El resultado en términos de notoriedad fue muy bueno, cierto que ayudado por el hecho de que no teníamos competencia en ese período del año. Se buscó el mejor momento para evitar a las marcas competidoras, un océano azul marketiniano, que fue la clave del buen rendimiento.

 


 

Todo lo cual me lleva a lo que decía al principio sobre las personas y que en el marketing veo cada vez con más preocupación.

 

Una buena estrategia de marketing tiene que encontrar momentos, espacios y situaciones donde, a la vez que el cliente sea más receptivo, evite que la competencia le haga sombra. Creo que tiene lógica.

 

Sin embargo, seguimos planificando nuestras actuaciones como el retail hace con el calendario anual.

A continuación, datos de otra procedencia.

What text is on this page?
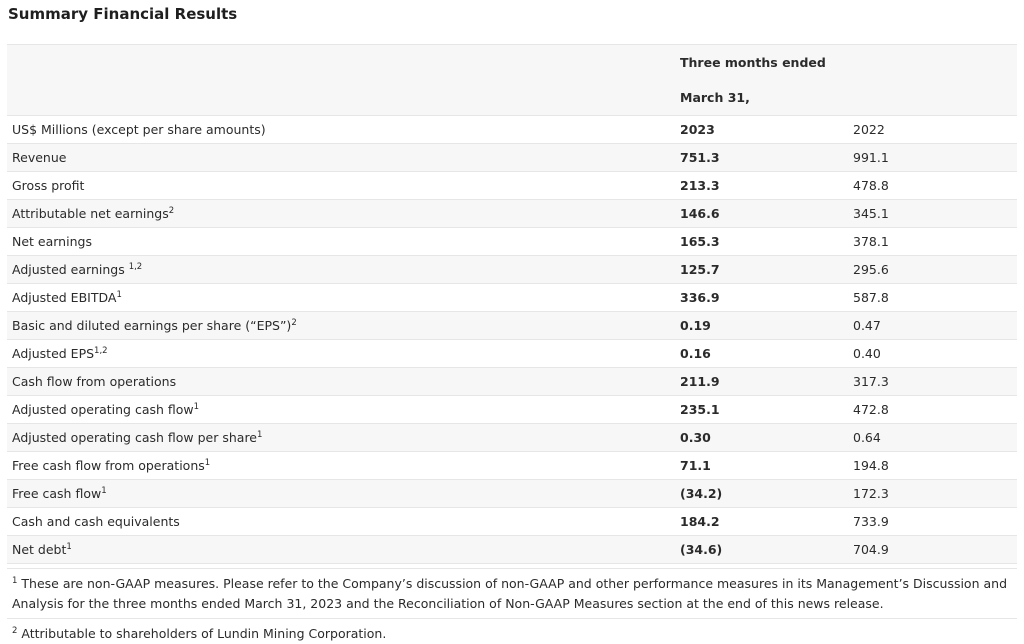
Summary Financial Results

	Three months ended
March 31,	

US$ Millions (except per share amounts)	2023	2022
Revenue	751.3	991.1
Gross profit	213.3	478.8
Attributable net earnings$^2$	146.6	345.1
Net earnings	165.3	378.1
Adjusted earnings $^{1,2}$	125.7	295.6
Adjusted EBITDA$^1$	336.9	587.8
Basic and diluted earnings per share (“EPS”)$^2$	0.19	0.47
Adjusted EPS$^{1,2}$	0.16	0.40
Cash flow from operations	211.9	317.3
Adjusted operating cash flow$^1$	235.1	472.8
Adjusted operating cash flow per share$^1$	0.30	0.64
Free cash flow from operations$^1$	71.1	194.8
Free cash flow$^1$	(34.2)	172.3
Cash and cash equivalents	184.2	733.9
Net debt$^1$	(34.6)	704.9
$^1$ These are non-GAAP measures. Please refer to the Company’s discussion of non-GAAP and other performance measures in its Management’s Discussion and Analysis for the three months ended March 31, 2023 and the Reconciliation of Non-GAAP Measures section at the end of this news release.
$^2$ Attributable to shareholders of Lundin Mining Corporation.
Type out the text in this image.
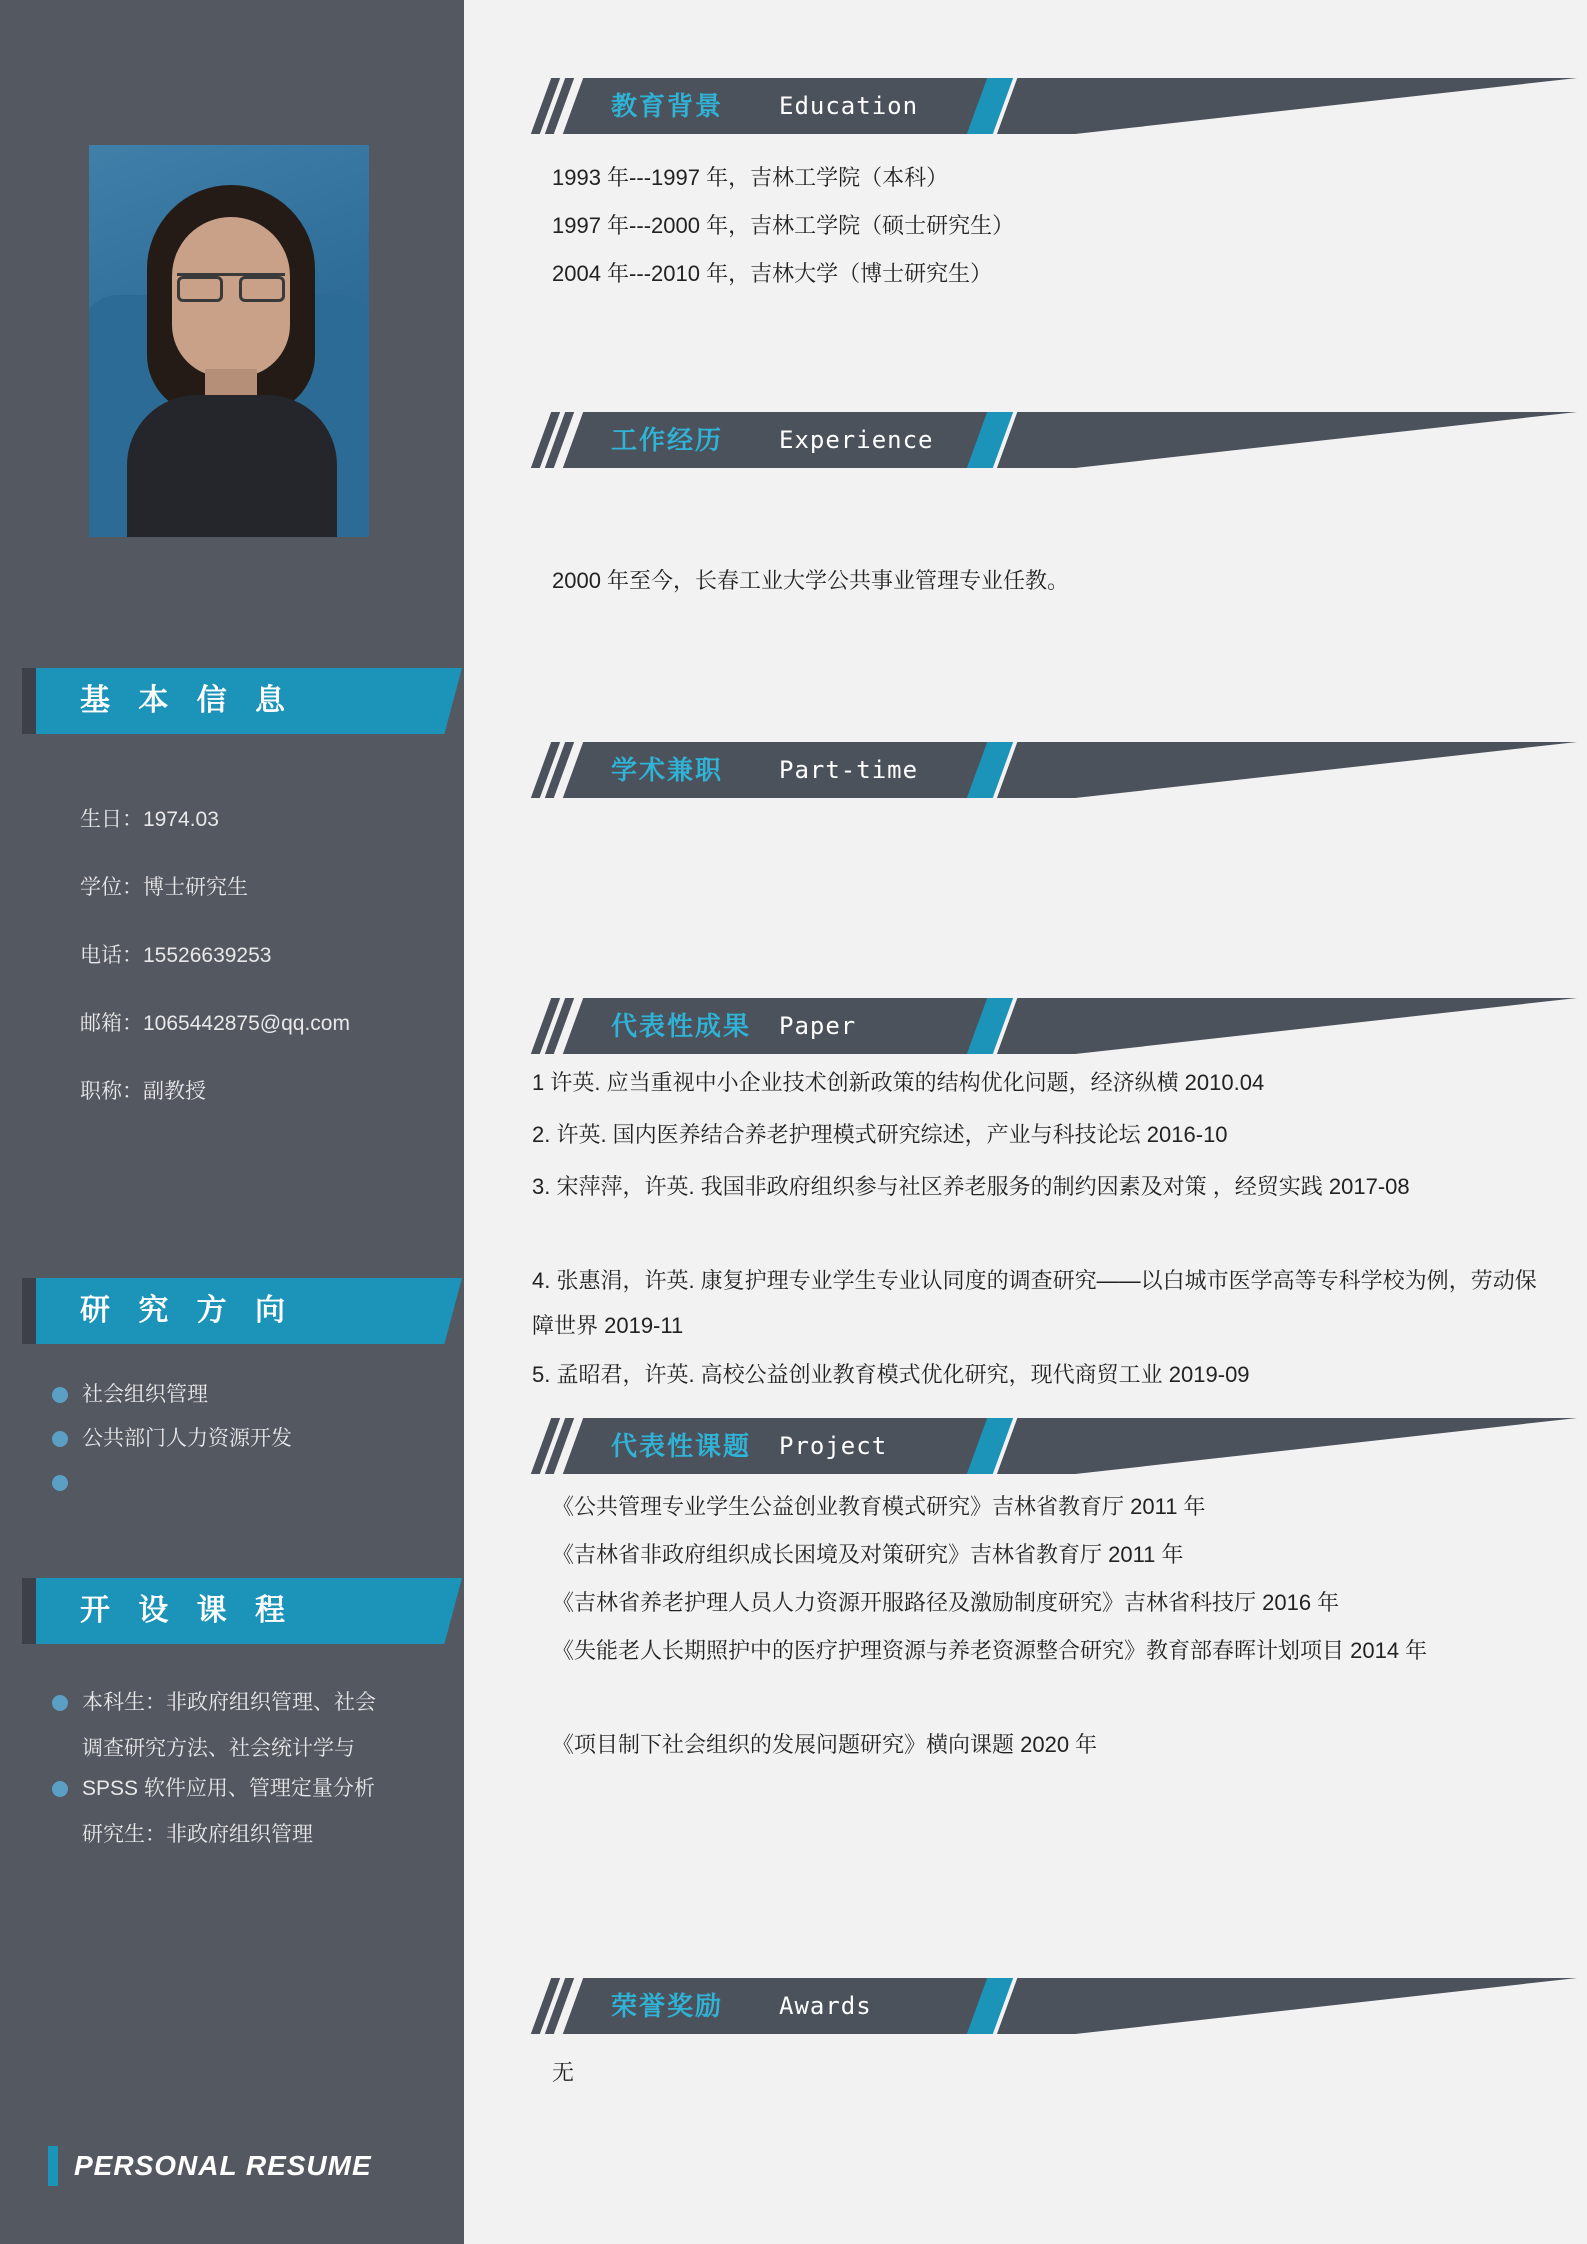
基 本 信 息
生日：1974.03
学位：博士研究生
电话：15526639253
邮箱：1065442875@qq.com
职称：副教授
研 究 方 向
社会组织管理
公共部门人力资源开发
开 设 课 程
本科生：非政府组织管理、社会
调查研究方法、社会统计学与
SPSS 软件应用、管理定量分析
研究生：非政府组织管理
PERSONAL RESUME
教育背景 Education
1993 年---1997 年，吉林工学院（本科）
1997 年---2000 年，吉林工学院（硕士研究生）
2004 年---2010 年，吉林大学（博士研究生）
工作经历 Experience
2000 年至今，长春工业大学公共事业管理专业任教。
学术兼职 Part-time
代表性成果 Paper
1 许英. 应当重视中小企业技术创新政策的结构优化问题，经济纵横 2010.04
2. 许英. 国内医养结合养老护理模式研究综述，产业与科技论坛 2016-10
3. 宋萍萍，许英. 我国非政府组织参与社区养老服务的制约因素及对策 ，经贸实践 2017-08
4. 张惠涓，许英. 康复护理专业学生专业认同度的调查研究——以白城市医学高等专科学校为例，劳动保障世界 2019-11
5. 孟昭君，许英. 高校公益创业教育模式优化研究，现代商贸工业 2019-09
代表性课题 Project
《公共管理专业学生公益创业教育模式研究》吉林省教育厅 2011 年
《吉林省非政府组织成长困境及对策研究》吉林省教育厅 2011 年
《吉林省养老护理人员人力资源开服路径及激励制度研究》吉林省科技厅 2016 年
《失能老人长期照护中的医疗护理资源与养老资源整合研究》教育部春晖计划项目 2014 年
《项目制下社会组织的发展问题研究》横向课题 2020 年
荣誉奖励 Awards
无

Como todos hacemos lo mismo al final caemos en la irrelevancia. Caemos una y otra vez en el océano rojo en vez de buscar alternativas. Lo más fácil se convierte al final en lo peor para la marca.

 

Busquemos entonces lo más difícil, incluso lo que es antiintuitivo -como el caso anterior del cava- para que la marca brille por sí misma, sin el molesto ruido de los canales que otros saturan.

 

Analiza cómo es tu cliente, su comportamiento, sus preocupaciones y el cambio que busca. Da igual que sean personas o empresas, si empiezas por conocerle bien, descubrirás que hay muchas formas de conectar con él que no conocías, incluso algunas que tú mismo puedes crear.

 

A la vez, evita los espacios y momentos donde esté presente toda tu competencia. Te parecerá raro, pero recuerda que en un océano rojo las marcas suelen diluirse como un azucarillo mientras que, si encuentras un espacio solo para ti, toda la atención de tus clientes estará en tu marca y en tu mensaje.

 

En la mayoría de las ocasiones, ir contracorriente es la mejor manera de navegar por un río revuelto.